Slippery Sliders

by Claire Bickley


TV Sun Magazine #29
March 10, 1996

“I’ve always been known as the fat kid from Stand By Me,” admits O’Connell, 22, who has since grown sleek and strapping.

On Sliders, which has just returned to TV as a Friday night companion to The X-Files, his character is a physics genius who slips between parallel Earths with a group of friends.

No math whiz in school, O’Connell was an honors student nonetheless and although he’s spent more than half his life in show-business, education always came first.

Training in acting and dance in grade school in New York, he was acting out even earlier, dressing up in grade four as General Douglass MacArthur as a joke on his Japanese-American principal.

Early jobs included a chocolate chip commercial — he can still belt out “Crispy chewy yummy Duncan Hines tastes crispy chewy, tastes great — like my Mom’s does” — to prove it, and a part in Water Music, an off-Broadway biography of all-terrain actress Esther Williams.

Cast as Stand By Me‘s chubby, chicken-hearted Vern, the Greenwich Village resident hit pay dirt. Professionally and, more importantly since he was 11, playfully.

“The biggest trees I’d seen were in Central Park and now I’m in Eugene, Oregon. It was the best summer of my life,” O’Connell remembers.

For O’Connell, acting remained an extracurricular activity instead of a full time job.

“You hear horror stories about child stars,” he says.

“But it’s been nothing but great times and memories for me. I’ve had nothing but great experiences. I think that has a lot do with my family. I thank them very much for keeping me grounded.”

Another major influence was actor Derek McGrath, his co-star from 1988 to 1991 on the Canadian adventure series My Secret Identity. From age 15 to 18, O’Connell-who grew a foot during the show’s run-played a teen turned superhero after being exposed to a radiation experiment.

“Working with Derek on My Secret Identity in Toronto were three of the best years of my life.
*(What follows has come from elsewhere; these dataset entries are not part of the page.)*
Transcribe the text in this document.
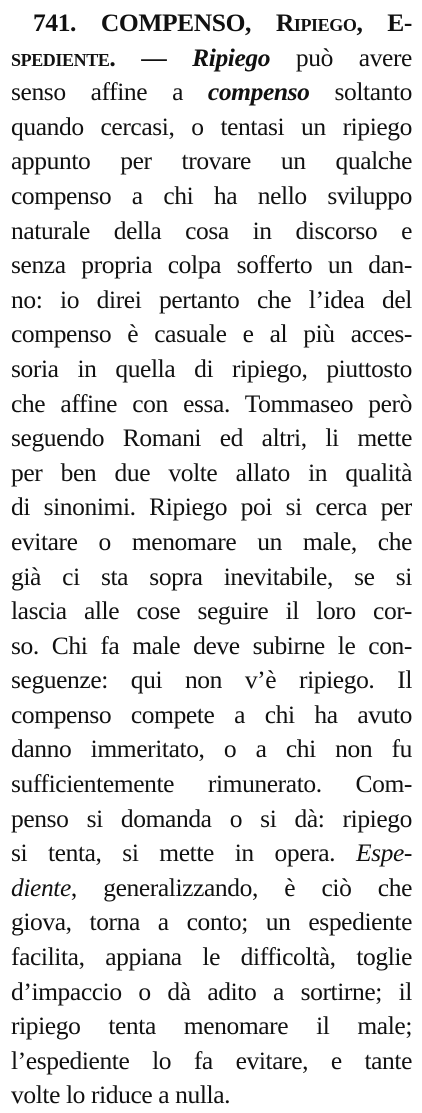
741. COMPENSO, Ripiego, E-
spediente. — Ripiego può avere
senso affine a compenso soltanto
quando cercasi, o tentasi un ripiego
appunto per trovare un qualche
compenso a chi ha nello sviluppo
naturale della cosa in discorso e
senza propria colpa sofferto un dan-
no: io direi pertanto che l’idea del
compenso è casuale e al più acces-
soria in quella di ripiego, piuttosto
che affine con essa. Tommaseo però
seguendo Romani ed altri, li mette
per ben due volte allato in qualità
di sinonimi. Ripiego poi si cerca per
evitare o menomare un male, che
già ci sta sopra inevitabile, se si
lascia alle cose seguire il loro cor-
so. Chi fa male deve subirne le con-
seguenze: qui non v’è ripiego. Il
compenso compete a chi ha avuto
danno immeritato, o a chi non fu
sufficientemente rimunerato. Com-
penso si domanda o si dà: ripiego
si tenta, si mette in opera. Espe-
diente, generalizzando, è ciò che
giova, torna a conto; un espediente
facilita, appiana le difficoltà, toglie
d’impaccio o dà adito a sortirne; il
ripiego tenta menomare il male;
l’espediente lo fa evitare, e tante
volte lo riduce a nulla.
We had so much fun on that show,” he remembers.

McGrath and O’Connell’s father Michael, a realtor who took time off to live in Toronto as his chaperone, remain good friends.

Because he’s done so much work in Canada — Sliders shoots in Vancouver — O’Connell is often mistaken for a Canadian and has toyed with seeking landed immigrant status here.

“I love it so much,” he says of his sometime-adopted country.

“You can’t see the air. I find myself going outside a lot more.”

Still living up to his parent’s expectations, O’Connell graduated last Spring from New York University’s four-year film program.

“I figured I’d do acting on the side while I was going through college and I found a happy balance between the two and was able to work and go to school,” he says.

The only time he took off school was for a part on the short-lived ABC sit-com Camp Wilder. Everything else, including the telefilms The Room Upstairs,, The Ranger; The Cook And The Hole In The Sky and the movieCalendar Girl, were restricted to summers and holidays.

For one NYU project, O’Connell made a 10-minute film about an unemployed actor who sits at home talking to himself and listening to the messages on his answering machine. But when Sliders went on hiatus after a spring run last season, he wasn’t waiting for the phone to ring. He was filming the Fox movie of the week Blue River and Joe’s Apartment, a David Geffen-produced feature for release this summer.

The Joe of the title is a New York newcomer whose only friends are the cockroaches that infest his tenement apartment. The role required O’Connell to eat a couple of the crawlers.

“They were clean,” he protests.

“They were Hollywood-breds. You know, it’s not like they were running around the subway gathering up bugs.”